# What is the purpose of preaching?



## AV1611 (Nov 22, 2006)

What are your thoughts?

My thoughts (taken from a paper I am working on):



> The covenant purpose of God is to manifest his own Trinitarian covenant life through the taking of a people for his own possession and establishing a covenant with them in Christ Jesus. This covenant, whilst established in eternity is realised or is made manifest in history and the means by which the covenant is realised is faith which is itself a fruit of electing grace and a covenant blessing in Christ. “So that men may be brought to faith, God mercifully sends heralds of this most joyful message to whom He will and when He wills.
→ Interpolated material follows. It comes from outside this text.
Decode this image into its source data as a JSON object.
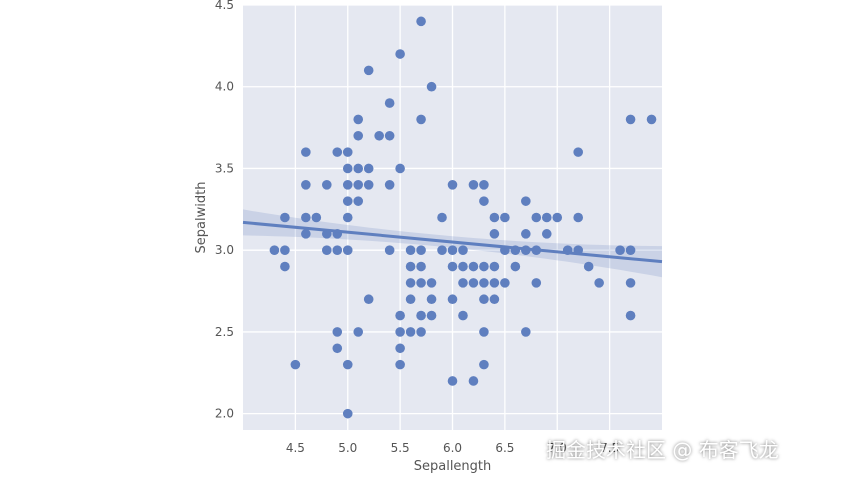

By their ministry men are called to repentance and to faith in Christ crucified.” Hence the gospel is a means through which God fulfills his covenant purpose. Through it he calls the elect to faith and effectually draws them into communion with himself and it is precisely this communion which is the very essence of covenant. The preaching acts as the means by which the communion is manifested, developed and enabled to flourish.


----------



## Robin (Nov 23, 2006)

"In the Word of command and promise, we discover who we are: the law tells us that we are "under sin" by nature; the gospel tells us that we are "in Christ" through faith. This is the Word of the Covenant, but in both Old and New Testaments we learn also of the sign and seals of the covenant that ratify the treaty of peace." p. 144 "God of Promise" Michael Horton

The Word preached is God's presence as treaty; the sacrments are ratification of the treaty. See page 138

The Word, rightly preached, is God speaking to us as if He were actually present.

 

Robin


----------